Procurou o hospital reclamando de uma fraqueza que tinha aparecido há alguns meses. Com o apoio de meu ótimo estudante de internato, decidimos internar para descobrir o que era. Nossa primeira pergunta foi simples: com aquela idade toda, fraqueza não era natural? Ela não gostou. Fez cara de quem não aceita ser tratada como alguém que deve passar o dia numa cama, e avisou "Sou campeã de dança na gafieira!".
Ela era mais surpreendente que isso. Conversamos sobre outros sintomas. Tinha apetite de leão e disposição para horas de atividade. De todas as coisas perguntas, a única que percebia era uma batucada no peito todas as vezes quando corria. QUANDO CORRIA. Realmente era difícil acreditarmos que alguém pudesse ser tão saudável naquela idade, e só isso nos ensinou que ser idoso não é deixar de viver.
Perguntamos se tinha alguma doença. Ela disse que em toda sua vida não adoeceu de nada sério, e só tomava remédio quando estava gripada. Não tinha pressão alta, diabetes ou colesterol... Nada! Comentou também que puxou à família: todos eram saudáveis, ninguém nunca ficou doente.
Logo na admissão dela, percebemos que estava muito pálida, embora não estivesse sentindo nada demais. Os primeiros exames confirmaram nossa suspeita: ela estava com anemia. Por esses exames, também, sua anemia parecia ser apenas deficiência de vitamina B12. Era incrível, para nós, imaginar que depois de 100 anos aquela simpática senhora estava sendo internada num hospital pela primeira vez porque estava com pouca vitamina. Incrível e apaixonante.
Desconfiando dessa deficiência, lembramos que ela costuma ocorrer em quem faz cirurgias bariátricas, em quem tem doenças no intestino e em pessoas que seguem dietas vegetarianas. Logo desconfiamos: era esse o segredo. Quando interrogada se era Vegan, a senhorinha riu "Adoro uma carninha de porco! Adorava criar porco na fazenda só pra fazer churrasco no final de semana. Mas também gosto de carne de boi".
Já estávamos sem saída para aquele mistério, que era muito maior a respeito de sua jovialidade que de sua doença. No segundo dia de internamento, porém, seus novos exames assustaram: mostravam uma condição laboratorial chamada pancitopenia, quando todas as células do sangue estão muito diminuídas. A própria anemia por deficiência de vitamina poderia causar isso. Mas havia algo a mais. Suas células de defesa, que no normal deveriam estar no mínimo acima de 1000, e idealmente acima de 4000, eram apenas 10 células a cada mililitro de sangue. Isso colocava nossa senhorinha em alto risco de pegar infecções.
Ela foi colocada em um quarto de isolamento, para que ficasse protegida do contato com outras pessoas.
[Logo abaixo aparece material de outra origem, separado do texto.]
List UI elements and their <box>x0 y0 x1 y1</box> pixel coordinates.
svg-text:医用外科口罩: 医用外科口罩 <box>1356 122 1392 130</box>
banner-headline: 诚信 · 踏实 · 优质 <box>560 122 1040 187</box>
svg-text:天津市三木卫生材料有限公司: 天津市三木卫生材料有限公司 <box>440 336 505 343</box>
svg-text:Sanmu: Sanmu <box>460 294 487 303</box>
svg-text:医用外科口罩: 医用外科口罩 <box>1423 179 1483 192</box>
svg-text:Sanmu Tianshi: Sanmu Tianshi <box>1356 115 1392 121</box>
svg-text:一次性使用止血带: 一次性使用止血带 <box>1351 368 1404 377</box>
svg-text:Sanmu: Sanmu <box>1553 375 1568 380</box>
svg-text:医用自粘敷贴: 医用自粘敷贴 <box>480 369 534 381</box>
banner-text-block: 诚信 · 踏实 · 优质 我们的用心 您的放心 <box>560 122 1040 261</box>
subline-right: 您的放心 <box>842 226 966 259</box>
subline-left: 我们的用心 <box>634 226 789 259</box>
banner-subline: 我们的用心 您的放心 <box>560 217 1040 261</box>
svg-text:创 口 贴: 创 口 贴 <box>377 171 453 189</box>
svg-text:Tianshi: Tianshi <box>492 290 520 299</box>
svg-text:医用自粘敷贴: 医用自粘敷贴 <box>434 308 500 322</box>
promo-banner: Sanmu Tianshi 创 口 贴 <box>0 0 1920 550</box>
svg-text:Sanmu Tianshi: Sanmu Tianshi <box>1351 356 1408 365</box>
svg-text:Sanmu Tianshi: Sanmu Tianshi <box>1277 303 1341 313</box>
Levamos seu caso para discussão com um especialista em doenças do sangue, e o veredito dele foi um fardo: a doença de nossa vozinha era, sem qualquer dúvida, uma leucemia.
No terceiro dia de internamento, ela não era a mesma vozinha ativa e simpática. Estava mole, sonolenta, reclamando de frio. Apresentava-se com febre e outros sinais que nos mostraram estar com infecção na urina. Nossos esforços para evitar que se contaminasse não haviam surtido efeito. Corremos atrás de começar antibióticos e medicações que pudesse protegê-la, uma vez que o corpo dela não tinha células suficientes para salvá-la.
No quarto dia de internamento, um de seus olhos cresceu e inchou, por conta de um novo foco de infecção, agora na região da órbita. Novos antibióticos foram adicionados. A senhorinha já mal falava, referia dores em todo canto, falta de ar. Sequer nos permitia lembrar de nossa querida moça de 100 anos que nos fizera rir antes. Agora, apenas a preocupação nos envolvia. Procuramos a família para explicar a doença e a gravidade dela, e o que disseram foi "Nós já estamos preparados para o pior".
Mas nós não estávamos. Antes era difícil aceitar que ela pudesse ser tão saudável, e agora era terrível compreender que alguém tão saudável tivesse de repente desenvolvido um câncer. No dia seguinte, o brilho de seus olhos apagou de vez. Ela descansou daquele sofrimento e de uma vida que, provavelmente, não mais fazia jus a tudo que ela era. Apesar disso, deixou em nós a sensação que só vale a penar viver tantos anos se tentarmos ser tão mentalmente saudáveis e tão fisicamente felizes quanto ela foi.